From the time we start learning we’re taught that if we put in X (time) that we’ll get Y (what we want). In school, if you study and do your homework, you’ll get good grades and be able to get in to a good college. At most jobs, if you work long and hard and are a team player, you’ll get raises and promotions (regardless of whether or not the work you did positively effects the bottom line). These statements are correct in most situations for most people. So when those same people read about a business that took 3 years to become a big success, they think of it in similar terms: the founders put in 3 years of hard work and the result was the success.
Except anyone who has run a business knows that’s not true. Business success does not have such a simple formula. The time and effort you put in does not necessarily correlate to success at all. In fact, a lot of hard work can leave you in a much worse spot than when you got started (think of the entrepreneur who spends his/her life savings on a failed venture).
And since this isn’t something we’re taught, and since most of our parents and teachers would never even consider teaching it (or know how to teach it), we’re all taken by surprise the first time we start a venture, work really hard on it, and don’t see the results we’re used to seeing all of our life. We expect that if we just put in a few weeks/months/years that we should see comparable success to when we put that much time in to our school or our jobs. Then when we don’t, we get frustrated. Even ventures that ultimately succeed have an unbalanced effort-to-success ratio: you put in the longest and hardest work in the beginning when the success is minimal, with the long term payoff of a venture that has a lot of success for comparatively less effort (for instance, if we stopped working on Detailed Image today, it would probably still grow because of the 5+ year foundation we’ve built).
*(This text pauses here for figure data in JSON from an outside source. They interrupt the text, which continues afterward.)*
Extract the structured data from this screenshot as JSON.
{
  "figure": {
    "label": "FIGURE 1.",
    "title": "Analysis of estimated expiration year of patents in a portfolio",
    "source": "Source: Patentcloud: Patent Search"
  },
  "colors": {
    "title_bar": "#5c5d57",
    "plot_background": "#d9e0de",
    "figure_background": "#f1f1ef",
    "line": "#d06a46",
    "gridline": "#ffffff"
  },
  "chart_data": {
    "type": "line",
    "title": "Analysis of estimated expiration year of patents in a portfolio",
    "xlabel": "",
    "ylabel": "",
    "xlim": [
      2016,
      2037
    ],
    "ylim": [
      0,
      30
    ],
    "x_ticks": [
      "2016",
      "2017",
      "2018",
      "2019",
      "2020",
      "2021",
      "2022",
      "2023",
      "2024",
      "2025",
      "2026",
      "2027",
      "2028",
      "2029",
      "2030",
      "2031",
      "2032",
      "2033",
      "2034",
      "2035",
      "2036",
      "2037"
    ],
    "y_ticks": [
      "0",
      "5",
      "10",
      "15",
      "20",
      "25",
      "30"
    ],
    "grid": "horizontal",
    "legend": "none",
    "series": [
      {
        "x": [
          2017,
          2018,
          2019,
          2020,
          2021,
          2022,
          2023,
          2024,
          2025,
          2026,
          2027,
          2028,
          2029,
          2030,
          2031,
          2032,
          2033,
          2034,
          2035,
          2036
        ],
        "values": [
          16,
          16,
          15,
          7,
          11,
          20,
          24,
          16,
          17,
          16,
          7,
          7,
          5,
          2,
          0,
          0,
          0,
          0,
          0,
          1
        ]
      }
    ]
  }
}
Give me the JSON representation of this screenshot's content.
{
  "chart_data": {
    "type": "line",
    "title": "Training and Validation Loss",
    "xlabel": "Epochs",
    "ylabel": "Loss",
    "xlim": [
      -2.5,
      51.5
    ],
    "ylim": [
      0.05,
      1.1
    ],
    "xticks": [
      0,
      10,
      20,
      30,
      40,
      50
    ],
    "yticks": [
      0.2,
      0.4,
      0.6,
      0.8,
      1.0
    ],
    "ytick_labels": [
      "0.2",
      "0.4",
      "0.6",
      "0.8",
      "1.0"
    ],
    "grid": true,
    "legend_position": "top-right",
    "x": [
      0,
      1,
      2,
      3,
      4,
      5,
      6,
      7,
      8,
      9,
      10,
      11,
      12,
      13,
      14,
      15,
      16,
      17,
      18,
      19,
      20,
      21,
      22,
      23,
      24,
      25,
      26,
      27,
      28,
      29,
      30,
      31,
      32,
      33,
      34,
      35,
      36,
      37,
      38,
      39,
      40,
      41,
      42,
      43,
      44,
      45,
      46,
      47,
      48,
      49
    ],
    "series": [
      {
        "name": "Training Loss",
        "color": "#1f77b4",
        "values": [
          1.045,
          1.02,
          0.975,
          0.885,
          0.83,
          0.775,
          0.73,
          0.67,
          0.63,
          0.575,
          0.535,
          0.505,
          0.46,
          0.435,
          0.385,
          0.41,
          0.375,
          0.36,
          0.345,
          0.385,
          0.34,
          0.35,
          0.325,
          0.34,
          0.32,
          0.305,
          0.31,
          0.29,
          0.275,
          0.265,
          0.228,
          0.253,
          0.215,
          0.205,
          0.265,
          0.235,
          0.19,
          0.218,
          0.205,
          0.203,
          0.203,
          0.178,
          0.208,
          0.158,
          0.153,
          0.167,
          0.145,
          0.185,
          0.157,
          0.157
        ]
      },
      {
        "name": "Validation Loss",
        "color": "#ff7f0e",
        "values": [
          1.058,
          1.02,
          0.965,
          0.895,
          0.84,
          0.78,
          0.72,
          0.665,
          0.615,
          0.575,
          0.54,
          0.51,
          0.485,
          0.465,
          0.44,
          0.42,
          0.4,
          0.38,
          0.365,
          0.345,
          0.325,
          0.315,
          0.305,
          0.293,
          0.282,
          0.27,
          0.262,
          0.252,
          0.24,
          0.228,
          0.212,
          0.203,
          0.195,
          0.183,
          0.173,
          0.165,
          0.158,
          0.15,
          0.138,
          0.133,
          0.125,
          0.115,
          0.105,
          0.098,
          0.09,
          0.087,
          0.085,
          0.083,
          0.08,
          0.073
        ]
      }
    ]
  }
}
Most people I’ve known, myself included, learn this pretty quickly. Then you decide whether or not to keep going. If you do, and you’re successful, those years of hard work are much harder than other types of hard work because of the ongoing uncertainty of success and this unbalanced effort-to-success ratio. People who aren’t business owners have a hard time grasping this.
For a successful venture, you don’t just need to work hard. You need to be working on the right stuff, at the right time, in the right market, with the right people, with the right amount of capital, and still have a considerable amount of luck…while also working very hard.